We deem it unnecessary now to refer to the wealth of other cases which have refined the concept of exclusionary zoning. Suffice to say that none of these cases provide even a hint of support for the Association’s contention here.

Cf. Daley v. Zoning Hearing Board of Haverford Township (No. 1228 C.D. 1982, filed June 16, 1983). (In the area of nonconforming uses, a use is not defined by its prior district classification but rather by the specific use of the property in question.)

It does not appear from the briefs filed to this Court that the Association has preserved this issue for further appeal on the merits. However, since a brief discussion of this issue will clarify other issues to be handled in this opinion and since the possible merits of this issue were relevant to the Common Pleas Court’s determination of whether the Association’s appeal was frivolous, we shall examine the spot zoning contention.

The fact that this is an established residential area is not relevant to whether any “reasons” were needed to “change” its “character” to include a nursing home. There is no vested right in the continuation of a certain zoning classification and there exists no distinction in the law between zoning changes of developed versus undeveloped land. See Kelly v. Zoning Board of Adjustment, 2 Pa. Commonwealth Ct. 136, 276 A.2d 569 (1971).
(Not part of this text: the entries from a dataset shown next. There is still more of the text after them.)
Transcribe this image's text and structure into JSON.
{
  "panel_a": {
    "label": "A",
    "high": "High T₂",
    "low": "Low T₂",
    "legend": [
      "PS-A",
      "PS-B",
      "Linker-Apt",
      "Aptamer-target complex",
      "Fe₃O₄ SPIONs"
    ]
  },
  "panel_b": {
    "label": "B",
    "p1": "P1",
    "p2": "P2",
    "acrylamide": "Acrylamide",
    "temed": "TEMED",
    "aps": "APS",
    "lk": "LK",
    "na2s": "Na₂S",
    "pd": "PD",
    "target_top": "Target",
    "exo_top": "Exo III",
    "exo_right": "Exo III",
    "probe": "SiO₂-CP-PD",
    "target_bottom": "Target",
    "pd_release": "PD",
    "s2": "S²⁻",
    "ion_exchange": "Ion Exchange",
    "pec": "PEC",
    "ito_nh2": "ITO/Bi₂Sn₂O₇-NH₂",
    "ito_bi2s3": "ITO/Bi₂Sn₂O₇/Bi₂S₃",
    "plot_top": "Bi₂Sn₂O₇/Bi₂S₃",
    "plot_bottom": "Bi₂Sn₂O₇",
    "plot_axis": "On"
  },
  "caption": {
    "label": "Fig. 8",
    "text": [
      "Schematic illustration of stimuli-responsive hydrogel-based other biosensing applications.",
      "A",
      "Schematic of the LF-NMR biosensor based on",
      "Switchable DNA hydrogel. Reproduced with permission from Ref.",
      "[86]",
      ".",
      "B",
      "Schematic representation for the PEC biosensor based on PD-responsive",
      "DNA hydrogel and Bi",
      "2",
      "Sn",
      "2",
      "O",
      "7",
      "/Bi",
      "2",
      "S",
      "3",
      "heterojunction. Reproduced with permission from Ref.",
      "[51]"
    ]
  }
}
A similar definition can be found in the most recent edition. Black’s Law Dictionary 601 (5th ed. 1979). Black’s definition has recently been adopted by our Court in Collis v. Zoning Hearing Board of Wilkes-Barre, (Nos. 1679 C.D 1982 and 2310 C.D. 1982, filed September 1, 1983).

We find it hard to imagine any reason for filing a frivolous appeal by a person seeking to prevent the use of another’s land if not for delay.